Don’t Forget the Platform Side
Steam, Nintendo eShop, PlayStation Store, Xbox, each has its own process for rescheduling a launch date, and each has timing requirements that studios routinely underestimate.
Steam is the most forgiving: you can update your release date directly in Steamworks, and there’s no formal approval process for a standard date change. Do it quickly, before your old date appears in storefronts as a “missed” date. That visual is worse than you think.
Console platforms are much less flexible. Both PlayStation and Xbox typically require final submission 4-6 weeks before launch, and rescheduling a rated/cert-complete build requires re-entering a queue, which can take 2-8 weeks depending on current volume. If your delay is under 4 weeks and you’re close to cert, it may be faster to hold the build and delay the announcement than to pull out of the cert queue. Talk to your platform rep before making any public moves.
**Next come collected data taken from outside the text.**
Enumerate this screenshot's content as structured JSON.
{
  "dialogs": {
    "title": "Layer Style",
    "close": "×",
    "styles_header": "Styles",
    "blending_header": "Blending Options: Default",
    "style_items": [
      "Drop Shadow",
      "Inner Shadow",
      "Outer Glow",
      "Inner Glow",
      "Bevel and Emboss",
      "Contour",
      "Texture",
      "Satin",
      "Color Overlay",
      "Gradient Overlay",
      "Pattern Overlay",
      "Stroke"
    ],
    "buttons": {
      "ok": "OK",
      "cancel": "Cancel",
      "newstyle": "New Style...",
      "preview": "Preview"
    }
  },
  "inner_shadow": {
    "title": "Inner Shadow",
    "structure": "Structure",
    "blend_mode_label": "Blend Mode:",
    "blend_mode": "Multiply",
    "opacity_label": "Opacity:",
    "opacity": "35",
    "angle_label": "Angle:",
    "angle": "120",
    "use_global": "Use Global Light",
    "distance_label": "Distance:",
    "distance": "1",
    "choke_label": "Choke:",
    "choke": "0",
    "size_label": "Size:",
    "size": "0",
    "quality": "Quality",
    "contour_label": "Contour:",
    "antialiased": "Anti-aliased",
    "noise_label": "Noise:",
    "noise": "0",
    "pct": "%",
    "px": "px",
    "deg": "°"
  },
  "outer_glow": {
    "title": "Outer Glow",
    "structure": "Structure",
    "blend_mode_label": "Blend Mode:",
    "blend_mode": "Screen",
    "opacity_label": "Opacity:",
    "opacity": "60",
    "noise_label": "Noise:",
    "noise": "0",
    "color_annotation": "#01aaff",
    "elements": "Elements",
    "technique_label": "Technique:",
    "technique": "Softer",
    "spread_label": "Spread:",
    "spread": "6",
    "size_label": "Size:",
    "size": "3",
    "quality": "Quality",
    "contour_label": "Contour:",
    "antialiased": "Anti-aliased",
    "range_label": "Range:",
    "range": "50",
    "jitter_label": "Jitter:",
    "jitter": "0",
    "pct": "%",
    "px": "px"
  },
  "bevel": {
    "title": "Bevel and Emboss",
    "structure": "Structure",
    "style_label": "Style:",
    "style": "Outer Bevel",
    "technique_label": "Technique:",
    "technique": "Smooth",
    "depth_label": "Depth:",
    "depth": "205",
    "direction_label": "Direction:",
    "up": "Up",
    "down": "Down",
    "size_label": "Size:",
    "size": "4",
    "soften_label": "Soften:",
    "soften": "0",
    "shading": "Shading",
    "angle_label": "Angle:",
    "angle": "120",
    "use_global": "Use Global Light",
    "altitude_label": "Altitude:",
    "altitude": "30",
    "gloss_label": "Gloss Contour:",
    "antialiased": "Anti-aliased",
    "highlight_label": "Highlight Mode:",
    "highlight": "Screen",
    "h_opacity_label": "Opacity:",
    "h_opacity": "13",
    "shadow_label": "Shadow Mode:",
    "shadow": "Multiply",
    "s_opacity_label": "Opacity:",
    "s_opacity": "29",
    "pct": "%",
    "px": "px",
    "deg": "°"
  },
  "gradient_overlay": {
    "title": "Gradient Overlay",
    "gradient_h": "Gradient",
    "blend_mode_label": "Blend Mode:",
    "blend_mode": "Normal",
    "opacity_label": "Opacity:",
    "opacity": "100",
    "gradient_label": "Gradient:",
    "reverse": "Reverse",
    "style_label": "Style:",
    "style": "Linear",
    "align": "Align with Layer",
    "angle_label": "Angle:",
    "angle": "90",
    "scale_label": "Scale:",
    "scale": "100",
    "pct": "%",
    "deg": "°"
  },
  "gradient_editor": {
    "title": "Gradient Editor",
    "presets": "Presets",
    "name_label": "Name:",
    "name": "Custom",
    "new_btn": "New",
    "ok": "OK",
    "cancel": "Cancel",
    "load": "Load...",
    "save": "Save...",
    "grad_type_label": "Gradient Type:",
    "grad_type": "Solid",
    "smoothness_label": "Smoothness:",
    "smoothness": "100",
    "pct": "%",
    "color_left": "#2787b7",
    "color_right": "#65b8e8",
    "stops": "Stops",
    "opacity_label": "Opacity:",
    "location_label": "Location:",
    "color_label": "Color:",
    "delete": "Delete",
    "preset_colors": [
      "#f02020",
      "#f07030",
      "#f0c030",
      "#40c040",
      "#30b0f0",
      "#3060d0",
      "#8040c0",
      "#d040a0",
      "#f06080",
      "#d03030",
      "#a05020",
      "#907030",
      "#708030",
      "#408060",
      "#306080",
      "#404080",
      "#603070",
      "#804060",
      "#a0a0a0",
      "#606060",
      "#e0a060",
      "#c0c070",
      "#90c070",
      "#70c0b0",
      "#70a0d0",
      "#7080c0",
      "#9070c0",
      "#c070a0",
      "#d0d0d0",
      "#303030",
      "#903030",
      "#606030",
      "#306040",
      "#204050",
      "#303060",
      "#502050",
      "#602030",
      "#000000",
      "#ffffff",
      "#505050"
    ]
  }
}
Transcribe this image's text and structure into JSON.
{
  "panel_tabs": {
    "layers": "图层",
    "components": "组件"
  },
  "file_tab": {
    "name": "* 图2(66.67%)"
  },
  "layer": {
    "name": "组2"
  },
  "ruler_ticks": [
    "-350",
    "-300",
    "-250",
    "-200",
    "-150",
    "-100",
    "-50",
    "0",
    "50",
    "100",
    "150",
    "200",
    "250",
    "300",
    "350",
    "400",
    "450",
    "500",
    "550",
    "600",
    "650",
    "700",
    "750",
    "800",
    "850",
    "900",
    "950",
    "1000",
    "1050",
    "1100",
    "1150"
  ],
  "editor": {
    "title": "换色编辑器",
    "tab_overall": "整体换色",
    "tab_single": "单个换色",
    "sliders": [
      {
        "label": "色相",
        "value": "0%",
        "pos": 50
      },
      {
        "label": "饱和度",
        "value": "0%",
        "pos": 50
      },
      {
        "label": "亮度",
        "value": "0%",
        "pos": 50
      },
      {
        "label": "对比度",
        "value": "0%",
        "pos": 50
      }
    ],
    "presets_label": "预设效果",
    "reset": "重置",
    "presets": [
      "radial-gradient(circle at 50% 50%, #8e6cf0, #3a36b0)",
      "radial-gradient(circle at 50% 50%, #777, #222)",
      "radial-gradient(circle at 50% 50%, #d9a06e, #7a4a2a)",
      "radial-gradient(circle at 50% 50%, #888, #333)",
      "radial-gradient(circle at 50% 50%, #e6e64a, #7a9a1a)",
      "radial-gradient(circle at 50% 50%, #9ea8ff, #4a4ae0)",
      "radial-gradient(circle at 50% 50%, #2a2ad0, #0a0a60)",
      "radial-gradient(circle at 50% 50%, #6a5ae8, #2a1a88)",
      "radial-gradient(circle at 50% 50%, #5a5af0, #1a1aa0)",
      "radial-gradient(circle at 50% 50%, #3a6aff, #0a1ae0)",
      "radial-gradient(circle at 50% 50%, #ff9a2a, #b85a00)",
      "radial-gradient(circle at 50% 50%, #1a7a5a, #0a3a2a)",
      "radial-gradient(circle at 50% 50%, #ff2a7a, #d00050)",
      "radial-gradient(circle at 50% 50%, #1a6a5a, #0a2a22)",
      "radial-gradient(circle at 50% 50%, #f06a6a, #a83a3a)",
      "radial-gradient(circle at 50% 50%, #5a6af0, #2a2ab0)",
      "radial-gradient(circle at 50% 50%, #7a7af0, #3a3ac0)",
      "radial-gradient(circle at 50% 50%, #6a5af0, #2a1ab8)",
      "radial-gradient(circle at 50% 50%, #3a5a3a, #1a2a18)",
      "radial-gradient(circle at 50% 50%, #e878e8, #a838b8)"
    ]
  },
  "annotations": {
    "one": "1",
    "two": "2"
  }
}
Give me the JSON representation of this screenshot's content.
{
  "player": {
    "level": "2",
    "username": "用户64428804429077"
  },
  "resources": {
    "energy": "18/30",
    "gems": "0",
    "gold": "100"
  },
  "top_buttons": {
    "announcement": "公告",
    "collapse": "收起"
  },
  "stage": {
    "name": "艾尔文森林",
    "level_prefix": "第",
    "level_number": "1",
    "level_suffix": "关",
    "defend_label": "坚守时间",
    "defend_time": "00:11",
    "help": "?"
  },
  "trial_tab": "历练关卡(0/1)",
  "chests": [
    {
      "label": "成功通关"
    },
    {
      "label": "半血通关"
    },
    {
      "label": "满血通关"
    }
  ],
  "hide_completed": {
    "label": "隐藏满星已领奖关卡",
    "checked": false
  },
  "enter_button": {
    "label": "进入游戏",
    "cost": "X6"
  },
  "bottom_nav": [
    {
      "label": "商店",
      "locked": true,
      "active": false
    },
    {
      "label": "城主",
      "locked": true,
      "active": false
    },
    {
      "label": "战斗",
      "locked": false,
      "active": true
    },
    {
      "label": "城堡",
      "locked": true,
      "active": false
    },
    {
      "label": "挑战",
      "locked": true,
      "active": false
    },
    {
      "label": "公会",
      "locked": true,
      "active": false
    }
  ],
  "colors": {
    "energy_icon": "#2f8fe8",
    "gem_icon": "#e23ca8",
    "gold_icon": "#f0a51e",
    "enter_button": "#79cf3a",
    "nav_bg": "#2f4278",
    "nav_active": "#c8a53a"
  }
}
Nintendo has historically been the least flexible about storefront calendar slots, particularly around Nintendo Direct windows. If you had a confirmed Direct appearance attached to your launch date, losing that slot can significantly impact your discovery, and getting back into a Direct lineup isn’t guaranteed.
Sources
- Game Developers Conference State of the Industry Survey (2023): Annual survey of 2,800+ developers on project timelines, crunch, and shipping outcomes.
- InvestGame (2022): Analysis of 47 publicly announced game delays and their impact on wishlist retention and community engagement metrics.
- Steam Steamworks Documentation: Official Valve documentation on release date management, storefront scheduling, and update procedures.
- International Game Developers Association Developer Satisfaction Survey (2022): Developer retention, burnout, and workplace satisfaction data across mid and large studios.
- Mike Rose, No More Robots (GDC 2019): “How to Market Your Indie Game When You Have No Money” – concrete data on wishlist conversion rates and announcement timing impact.